Теперь Екатерина продолжала подавлять то немногое, что осталось от ее плоти, еще покрывавшей кости. Для поддержания сил она в основном питалась Святыми Дарами, обычной пищей ее была лишь холодная вода и горькие травы, а привычная еда в ее диете была редкостью. Нормальное питание вызывало у нее тошноту, мышцы живота сводили судороги, которые вызывали такую боль, что, по словам ее исповедника, «все, что она переваривала, должно было выходить у нее оттуда же, откуда входило». Этот механизм жевания и сплевывания иногда не срабатывал, и маленький кусочек пищи – например, один боб – попадал ей в желудок. Тогда ее рвало, и все, что она съедала, выходило наружу. Но по собственному желанию она это делать не могла, а потому у нее вошло в привычку глотать по несколько стеблей укропа и других трав, чтобы вызвать спазмы желудка. (Знаменитая святая Тереза Авильская для той же цели использовала оливковую веточку.)
В наше время Екатерину положили бы в больницу и насильно накормили, хотя почти наверняка она бы все равно умерла. В XIV в. ее много критиковали, наговаривали на нее, утверждая, что она питается втайне, и осуждали как ведьму. В то же время ее исповедники и приверженцы «понимали» ее и чтили как святую женщину, повинующуюся указаниям Господа, сколь бы таинственными они ни были.

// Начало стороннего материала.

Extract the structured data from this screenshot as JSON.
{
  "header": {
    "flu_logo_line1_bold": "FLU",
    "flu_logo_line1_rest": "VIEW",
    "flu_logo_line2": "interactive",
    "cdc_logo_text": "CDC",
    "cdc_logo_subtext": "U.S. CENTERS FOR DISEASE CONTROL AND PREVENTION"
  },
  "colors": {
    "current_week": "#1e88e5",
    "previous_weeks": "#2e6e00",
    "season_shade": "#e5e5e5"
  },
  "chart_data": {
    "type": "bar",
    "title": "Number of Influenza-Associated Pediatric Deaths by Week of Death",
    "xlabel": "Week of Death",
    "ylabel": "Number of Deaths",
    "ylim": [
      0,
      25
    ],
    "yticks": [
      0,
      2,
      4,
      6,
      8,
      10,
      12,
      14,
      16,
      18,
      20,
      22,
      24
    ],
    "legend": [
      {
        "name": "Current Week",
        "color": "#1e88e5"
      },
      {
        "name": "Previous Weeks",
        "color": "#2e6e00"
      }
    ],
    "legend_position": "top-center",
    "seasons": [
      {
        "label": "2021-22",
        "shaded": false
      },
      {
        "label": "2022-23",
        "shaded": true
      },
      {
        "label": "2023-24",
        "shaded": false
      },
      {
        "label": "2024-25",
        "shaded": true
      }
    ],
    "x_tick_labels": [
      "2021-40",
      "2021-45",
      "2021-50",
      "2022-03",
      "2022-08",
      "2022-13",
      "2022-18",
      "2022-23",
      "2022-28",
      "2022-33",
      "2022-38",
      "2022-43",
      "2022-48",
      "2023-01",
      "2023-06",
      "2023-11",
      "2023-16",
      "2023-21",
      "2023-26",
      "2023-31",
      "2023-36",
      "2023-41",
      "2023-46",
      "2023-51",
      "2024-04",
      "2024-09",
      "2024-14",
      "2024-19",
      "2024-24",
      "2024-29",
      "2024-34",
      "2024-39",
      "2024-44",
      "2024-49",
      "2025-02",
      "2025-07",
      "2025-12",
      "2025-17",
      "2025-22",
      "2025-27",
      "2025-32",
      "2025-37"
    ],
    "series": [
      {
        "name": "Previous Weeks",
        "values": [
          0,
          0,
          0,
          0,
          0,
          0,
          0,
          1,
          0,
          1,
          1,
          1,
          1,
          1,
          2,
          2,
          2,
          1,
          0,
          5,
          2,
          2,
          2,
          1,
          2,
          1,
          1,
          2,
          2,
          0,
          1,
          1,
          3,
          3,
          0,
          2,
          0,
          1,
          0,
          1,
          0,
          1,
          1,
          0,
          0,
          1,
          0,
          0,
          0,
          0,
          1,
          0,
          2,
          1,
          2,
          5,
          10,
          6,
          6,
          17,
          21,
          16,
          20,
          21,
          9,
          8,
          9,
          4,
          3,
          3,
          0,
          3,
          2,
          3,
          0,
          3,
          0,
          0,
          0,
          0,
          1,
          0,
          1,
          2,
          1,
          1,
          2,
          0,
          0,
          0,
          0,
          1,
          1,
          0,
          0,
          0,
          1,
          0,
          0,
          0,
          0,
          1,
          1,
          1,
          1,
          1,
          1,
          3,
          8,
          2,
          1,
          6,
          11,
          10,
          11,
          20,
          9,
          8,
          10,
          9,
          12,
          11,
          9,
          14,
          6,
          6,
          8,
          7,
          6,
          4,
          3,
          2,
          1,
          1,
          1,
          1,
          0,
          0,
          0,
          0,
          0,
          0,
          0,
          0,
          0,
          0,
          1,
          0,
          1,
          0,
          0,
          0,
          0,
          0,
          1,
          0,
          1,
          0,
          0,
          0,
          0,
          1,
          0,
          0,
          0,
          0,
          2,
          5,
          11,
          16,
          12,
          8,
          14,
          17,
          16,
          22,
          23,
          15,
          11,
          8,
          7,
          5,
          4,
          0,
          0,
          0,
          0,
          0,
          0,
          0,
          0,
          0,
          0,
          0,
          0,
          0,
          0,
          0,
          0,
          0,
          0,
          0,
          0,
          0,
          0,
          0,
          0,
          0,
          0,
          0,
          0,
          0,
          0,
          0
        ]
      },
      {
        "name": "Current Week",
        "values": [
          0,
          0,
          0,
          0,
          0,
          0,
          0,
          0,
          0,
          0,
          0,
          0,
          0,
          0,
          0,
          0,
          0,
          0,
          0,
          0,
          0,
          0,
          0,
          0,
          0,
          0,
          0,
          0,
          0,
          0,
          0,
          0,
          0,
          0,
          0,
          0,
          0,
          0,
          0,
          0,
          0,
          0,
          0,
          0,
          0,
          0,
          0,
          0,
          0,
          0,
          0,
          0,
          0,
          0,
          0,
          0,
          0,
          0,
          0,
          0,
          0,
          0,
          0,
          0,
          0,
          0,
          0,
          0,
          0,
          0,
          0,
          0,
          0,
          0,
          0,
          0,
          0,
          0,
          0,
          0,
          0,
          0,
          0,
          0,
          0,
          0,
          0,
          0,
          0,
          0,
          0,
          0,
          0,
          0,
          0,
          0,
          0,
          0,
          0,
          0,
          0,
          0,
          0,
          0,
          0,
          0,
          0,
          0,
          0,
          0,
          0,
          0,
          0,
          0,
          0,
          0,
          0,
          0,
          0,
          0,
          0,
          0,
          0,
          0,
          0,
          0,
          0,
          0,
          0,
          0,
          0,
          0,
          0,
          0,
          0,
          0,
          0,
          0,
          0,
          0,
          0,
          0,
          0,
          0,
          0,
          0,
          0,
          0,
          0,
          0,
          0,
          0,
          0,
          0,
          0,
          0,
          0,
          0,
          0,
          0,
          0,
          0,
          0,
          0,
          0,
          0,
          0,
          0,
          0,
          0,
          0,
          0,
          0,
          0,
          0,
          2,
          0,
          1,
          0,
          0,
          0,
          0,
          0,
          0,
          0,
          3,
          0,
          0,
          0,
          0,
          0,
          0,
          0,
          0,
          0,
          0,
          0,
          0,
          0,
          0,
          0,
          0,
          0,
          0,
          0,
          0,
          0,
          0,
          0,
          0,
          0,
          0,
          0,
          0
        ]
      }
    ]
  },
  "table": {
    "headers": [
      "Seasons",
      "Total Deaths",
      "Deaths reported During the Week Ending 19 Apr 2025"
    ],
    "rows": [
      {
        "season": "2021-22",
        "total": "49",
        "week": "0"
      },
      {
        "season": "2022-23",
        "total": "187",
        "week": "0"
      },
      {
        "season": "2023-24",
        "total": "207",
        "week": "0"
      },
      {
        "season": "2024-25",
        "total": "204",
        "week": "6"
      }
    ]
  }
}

Однажды, ухаживая за мерзкой и злой женщиной, умиравшей от рака груди, Екатерина почувствовала сильнейшее отвращение, вызванное зловонием гниющей плоти. Столь велико было ее омерзение, что она столкнулась с моральной дилеммой, которую ей предстояло решить. Голод и вожделение уже давно ее не беспокоили, но как, спрашивала она себя, ей надлежит преодолеть испытываемое ею телесное ощущение? Отвечая на свой вопрос, она наполнила чашку зловонным гноем и всю ее выпила.
В ту ночь пред нею явился Христос. Когда он показал ей рану на своей груди, Екатерине очень захотелось прижаться к Его священной ране губами. Господь не допустил, чтобы для Екатерины это прошло без последствий – Его утешение и поддержка стоили ей резкой хронической боли в груди. Тем не менее с тех пор она не нуждалась более в пище, поскольку была неспособна ее переваривать.